Я уселся во взятом напрокат шезлонге и стал смотреть на играющих в песке детей, думая о том, что лучше бы я ехал сейчас на юг. Я получал удовольствие, основанное на самообмане, застряв на этом пустынном пляже. Меньше всего мне хотелось признаваться, что я вульгарно убиваю время, но, подобно обожаемым мной персонажам де Ври, я делал это в порядке самозащиты. На пляж выехал автобус, из которого вышло около сорока человек. Судя по их лицам, все они были индейцами. Мужчины были одеты как крестьяне, женщины — в длинные юбки и яркие шали. Они сразу разделились на две группы: мужчины и мальчики в одной и женщины и совсем маленькие дети в другой. Мужчины стояли, женщины уселись. Все смотрели на прибой и перешептывались. Они не только не собирались раздеваться, но даже не сняли обувь. Они чувствовали себя не в своей тарелке на песчаном пляже и ужасно стеснялись — наверное, приехали откуда-то издалека на эту экскурсию. Они неловко позировали перед фотографом, и когда несколькими часами позже я покинул пляж, так и оставались на месте: мужчины стояли, женщины сидели, — и все с любопытством следили за маслянистой от нефти водой. Если это были жители каких-то внутренних областей Мексики (а судя по их виду, именно так оно и было), они были неграмотны, жили в хижинах с одной общей комнатой, лишь иногда могли позволить себе мясо или яйца и получали не более 15 долларов в неделю.
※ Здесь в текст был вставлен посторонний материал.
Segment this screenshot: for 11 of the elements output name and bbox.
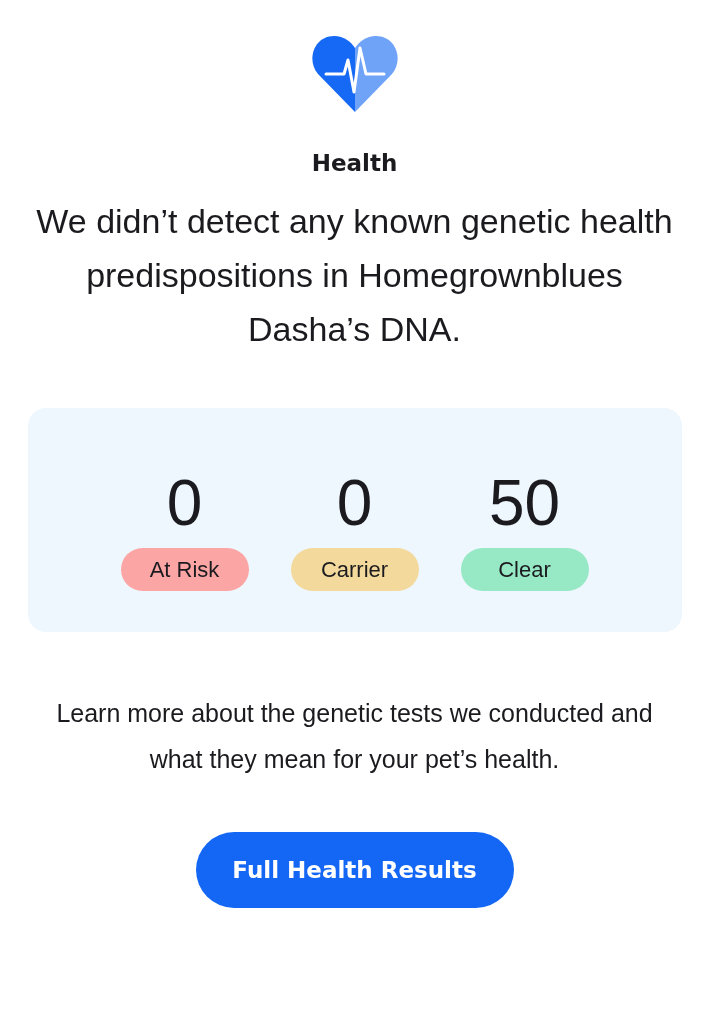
status-tag: Carrier bbox=[290, 548, 419, 591]
heart-pulse-icon bbox=[311, 34, 398, 112]
status-tag: At Risk bbox=[120, 548, 249, 591]
result-count: 0 bbox=[336, 466, 373, 541]
section-title: Health bbox=[311, 150, 398, 176]
full-results-button[interactable]: Full Health Results bbox=[195, 832, 514, 908]
result-count: 50 bbox=[488, 466, 561, 541]
result-count: 0 bbox=[166, 466, 203, 541]
status-tag: Clear bbox=[460, 548, 589, 591]
description: Learn more about the genetic tests we conducted and what they mean for your pet’s health. bbox=[55, 698, 654, 775]
headline: We didn’t detect any known genetic health predispositions in Homegrownblues Dasha’s DNA. bbox=[35, 201, 674, 350]
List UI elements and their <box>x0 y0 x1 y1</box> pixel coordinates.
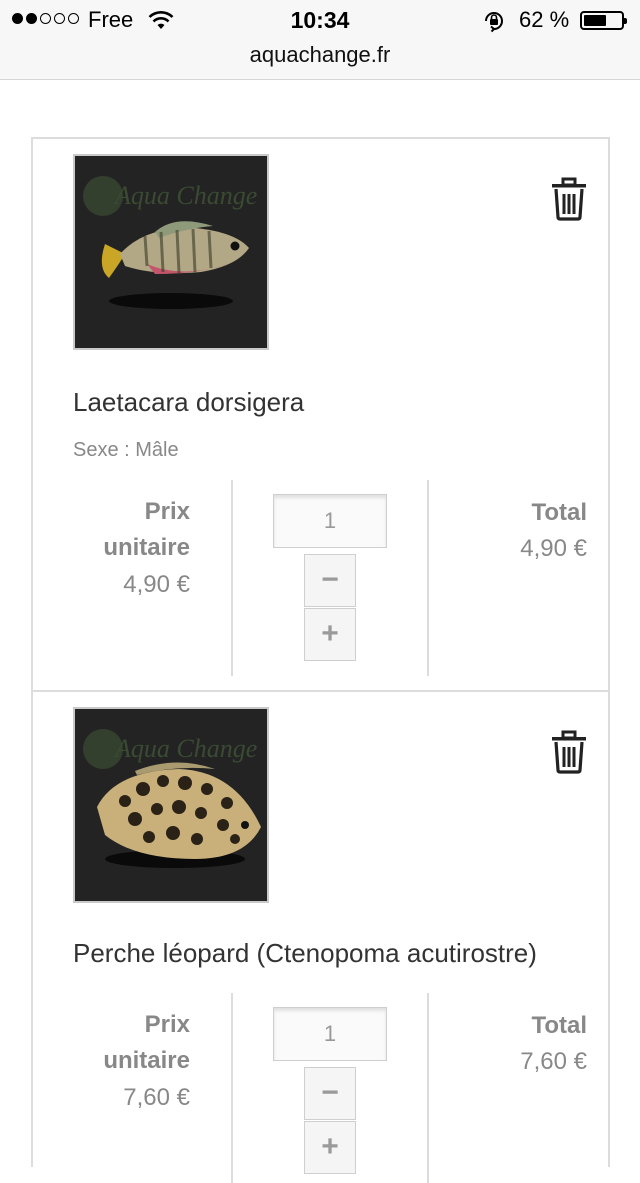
quantity-input[interactable] <box>273 494 387 548</box>
quantity-input[interactable] <box>273 1007 387 1061</box>
cart-item: Aqua Change Laetacara dorsigera Sexe : M… <box>33 139 608 692</box>
svg-text:Aqua Change: Aqua Change <box>113 181 257 210</box>
product-name[interactable]: Laetacara dorsigera <box>73 387 304 418</box>
product-name[interactable]: Perche léopard (Ctenopoma acutirostre) <box>73 938 537 969</box>
battery-icon <box>580 11 627 30</box>
unit-price-label: Prix unitaire <box>103 1011 190 1074</box>
cart-item: Aqua Change Perche léopard (Ctenopoma ac… <box>33 692 608 1183</box>
product-attribute: Sexe : Mâle <box>73 439 179 461</box>
status-bar: Free 10:34 62 % <box>0 0 640 40</box>
carrier-name: Free <box>88 7 134 32</box>
cart-table: Aqua Change Laetacara dorsigera Sexe : M… <box>31 137 610 1183</box>
svg-text:Aqua Change: Aqua Change <box>113 734 257 763</box>
column-divider <box>427 480 429 676</box>
increase-quantity-button[interactable]: + <box>304 608 356 661</box>
column-divider <box>231 993 233 1183</box>
remove-item-button[interactable] <box>549 177 589 221</box>
decrease-quantity-button[interactable]: − <box>304 1067 356 1120</box>
rotation-lock-icon <box>482 9 506 38</box>
browser-top-bar: Free 10:34 62 % aquachange.fr <box>0 0 640 80</box>
total-value: 7,60 € <box>520 1048 587 1075</box>
remove-item-button[interactable] <box>549 730 589 774</box>
unit-price-value: 7,60 € <box>123 1084 190 1111</box>
unit-price-value: 4,90 € <box>123 571 190 598</box>
battery-percent: 62 % <box>519 7 570 32</box>
decrease-quantity-button[interactable]: − <box>304 554 356 607</box>
column-divider <box>427 993 429 1183</box>
product-image[interactable]: Aqua Change <box>73 707 269 903</box>
increase-quantity-button[interactable]: + <box>304 1121 356 1174</box>
signal-strength-icon <box>12 13 79 24</box>
total-label: Total <box>531 1012 587 1039</box>
total-value: 4,90 € <box>520 535 587 562</box>
address-bar-url[interactable]: aquachange.fr <box>0 42 640 68</box>
wifi-icon <box>148 9 174 36</box>
unit-price-label: Prix unitaire <box>103 498 190 561</box>
total-label: Total <box>531 499 587 526</box>
product-image[interactable]: Aqua Change <box>73 154 269 350</box>
column-divider <box>231 480 233 676</box>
Перед закрытием магазинов в этот день я отправился закупать провиант. Я приобрел корзину и заполнил ее маленькими хлебцами, куском сыра, несколькими ломтями ветчины, а также — поскольку в поезде без вагона-ресторана вряд ли можно будет купить напитки — бутылками пива, грейпфрутового сока и содовой. Я как будто запасался провизией для двухдневного пикника, и это было вполне предусмотрительно. Сами мексиканцы, путешествуя на поезде, не берут с собой еду и старательно уговаривают вас последовать их примеру, то есть приобретать в пути ту снедь, которой торгуют женщины и дети на каждом полустанке. Но все эти местные деликатесы доставляются к поезду одинаковым способом: в тазике на голове у торговца. И поскольку у кричащего во все горло «Жареные цыплята!» продавца нет возможности заглянуть в свой тазик, он не видит тех жирных мух, которые облепили его товар. И если вы хотите представить себе типичную картину — это будет женщина, торгующая едой, с тазиком, полным мух, на голове.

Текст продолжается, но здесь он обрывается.